Your equation for $v'$ can be reduced to $$\begin{split} 0 &= xy_1v'' + (2xy_1' - y_1)v' \\ &= \frac{x^2}{y_1} \left( \frac{y_1^2}x v'' + \left( \frac{2y_1y_1'}{x} - \frac{y_1^2}{x^2}\right)v'\right) \\ &= \frac{x^2}{y_1} \frac{d}{dx}\left( \frac{y_1^2 v'}{x}\right) \end{split}$$ from which it follows that $$v' = \frac{Cx}{y_1^2} = \frac{Cx}{\sin^2(x^2)}.$$ Comparing this to your working suggests that something has gone wrong in your application of the integrating factor method, so I would suggest you try that again.

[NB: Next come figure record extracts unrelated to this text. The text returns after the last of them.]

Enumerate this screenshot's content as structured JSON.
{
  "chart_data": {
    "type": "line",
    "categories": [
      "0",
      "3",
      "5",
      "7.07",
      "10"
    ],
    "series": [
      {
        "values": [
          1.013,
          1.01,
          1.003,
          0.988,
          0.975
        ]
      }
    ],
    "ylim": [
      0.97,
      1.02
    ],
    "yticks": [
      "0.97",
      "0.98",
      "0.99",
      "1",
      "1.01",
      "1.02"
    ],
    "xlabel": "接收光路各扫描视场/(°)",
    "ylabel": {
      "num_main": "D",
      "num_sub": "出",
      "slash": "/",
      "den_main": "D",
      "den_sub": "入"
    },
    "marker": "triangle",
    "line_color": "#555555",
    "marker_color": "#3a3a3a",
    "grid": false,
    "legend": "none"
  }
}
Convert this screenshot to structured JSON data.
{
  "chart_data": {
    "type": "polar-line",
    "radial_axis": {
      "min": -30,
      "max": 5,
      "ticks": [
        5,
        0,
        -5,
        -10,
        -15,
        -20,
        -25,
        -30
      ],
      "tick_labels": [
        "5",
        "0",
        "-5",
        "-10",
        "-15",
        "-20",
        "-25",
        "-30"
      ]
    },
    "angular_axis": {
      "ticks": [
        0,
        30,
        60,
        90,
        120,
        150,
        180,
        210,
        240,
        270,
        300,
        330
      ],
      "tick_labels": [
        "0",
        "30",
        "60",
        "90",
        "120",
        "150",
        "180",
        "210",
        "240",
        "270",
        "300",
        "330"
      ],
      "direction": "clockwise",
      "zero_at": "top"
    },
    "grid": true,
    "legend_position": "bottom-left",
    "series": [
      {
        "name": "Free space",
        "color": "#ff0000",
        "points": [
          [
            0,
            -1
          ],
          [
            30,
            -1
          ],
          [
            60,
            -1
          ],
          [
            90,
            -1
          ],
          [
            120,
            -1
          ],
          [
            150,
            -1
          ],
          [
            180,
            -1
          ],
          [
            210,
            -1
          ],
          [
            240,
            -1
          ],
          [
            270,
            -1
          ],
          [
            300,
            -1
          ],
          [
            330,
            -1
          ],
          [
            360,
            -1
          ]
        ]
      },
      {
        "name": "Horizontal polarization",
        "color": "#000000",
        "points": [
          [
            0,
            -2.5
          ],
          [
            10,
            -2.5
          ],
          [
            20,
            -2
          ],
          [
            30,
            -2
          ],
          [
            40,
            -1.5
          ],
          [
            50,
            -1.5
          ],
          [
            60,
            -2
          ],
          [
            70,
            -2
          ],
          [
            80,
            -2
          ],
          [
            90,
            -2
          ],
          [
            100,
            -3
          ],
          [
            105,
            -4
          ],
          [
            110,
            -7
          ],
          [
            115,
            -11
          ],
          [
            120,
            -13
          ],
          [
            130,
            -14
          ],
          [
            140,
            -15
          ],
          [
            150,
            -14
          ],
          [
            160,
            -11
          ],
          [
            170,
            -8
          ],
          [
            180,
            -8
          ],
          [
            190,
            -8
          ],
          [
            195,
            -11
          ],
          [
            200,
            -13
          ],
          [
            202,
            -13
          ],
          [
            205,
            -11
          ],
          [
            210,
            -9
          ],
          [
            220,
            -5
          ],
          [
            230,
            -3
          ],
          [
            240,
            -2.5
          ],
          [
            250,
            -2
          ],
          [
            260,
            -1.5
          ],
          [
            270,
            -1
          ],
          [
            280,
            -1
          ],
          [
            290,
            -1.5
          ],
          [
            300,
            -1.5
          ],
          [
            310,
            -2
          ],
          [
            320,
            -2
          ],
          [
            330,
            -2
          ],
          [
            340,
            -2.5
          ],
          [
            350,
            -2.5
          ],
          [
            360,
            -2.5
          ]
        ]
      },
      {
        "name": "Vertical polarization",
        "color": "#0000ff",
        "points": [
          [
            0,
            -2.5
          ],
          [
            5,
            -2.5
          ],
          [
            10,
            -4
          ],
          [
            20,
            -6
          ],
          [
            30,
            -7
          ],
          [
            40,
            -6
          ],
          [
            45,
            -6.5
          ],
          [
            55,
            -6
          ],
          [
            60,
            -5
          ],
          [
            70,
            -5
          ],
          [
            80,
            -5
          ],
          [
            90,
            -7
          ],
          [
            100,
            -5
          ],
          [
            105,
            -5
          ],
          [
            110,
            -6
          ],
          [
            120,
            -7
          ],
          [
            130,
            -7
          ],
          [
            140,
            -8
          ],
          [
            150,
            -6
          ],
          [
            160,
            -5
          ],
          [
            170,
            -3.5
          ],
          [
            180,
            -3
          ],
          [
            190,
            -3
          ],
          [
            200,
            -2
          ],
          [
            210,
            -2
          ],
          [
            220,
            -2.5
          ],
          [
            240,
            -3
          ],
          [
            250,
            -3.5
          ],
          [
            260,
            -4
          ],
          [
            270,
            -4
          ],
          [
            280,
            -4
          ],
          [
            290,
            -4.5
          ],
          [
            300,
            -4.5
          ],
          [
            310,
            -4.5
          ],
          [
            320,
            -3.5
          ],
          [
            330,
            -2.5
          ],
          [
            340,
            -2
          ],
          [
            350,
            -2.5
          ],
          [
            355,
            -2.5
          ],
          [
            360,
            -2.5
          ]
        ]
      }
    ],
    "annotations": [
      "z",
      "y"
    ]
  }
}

My equation for $v'$ can be integrated by substitution, leading to the book's answer.

Last edited:
giodude
giodude said:
Differentiating both sides:
ln(mu) = -ln(sin(x^2)) - ln(x)
Oh, found my two mistakes:
(1) I dropped the two when integrating 2*x*cot(x^2).
(2) I added a negative (mixed up with tan(x^2)) when integrating cot(x^2).

Fixing these two leads to the proper answer. Thank you!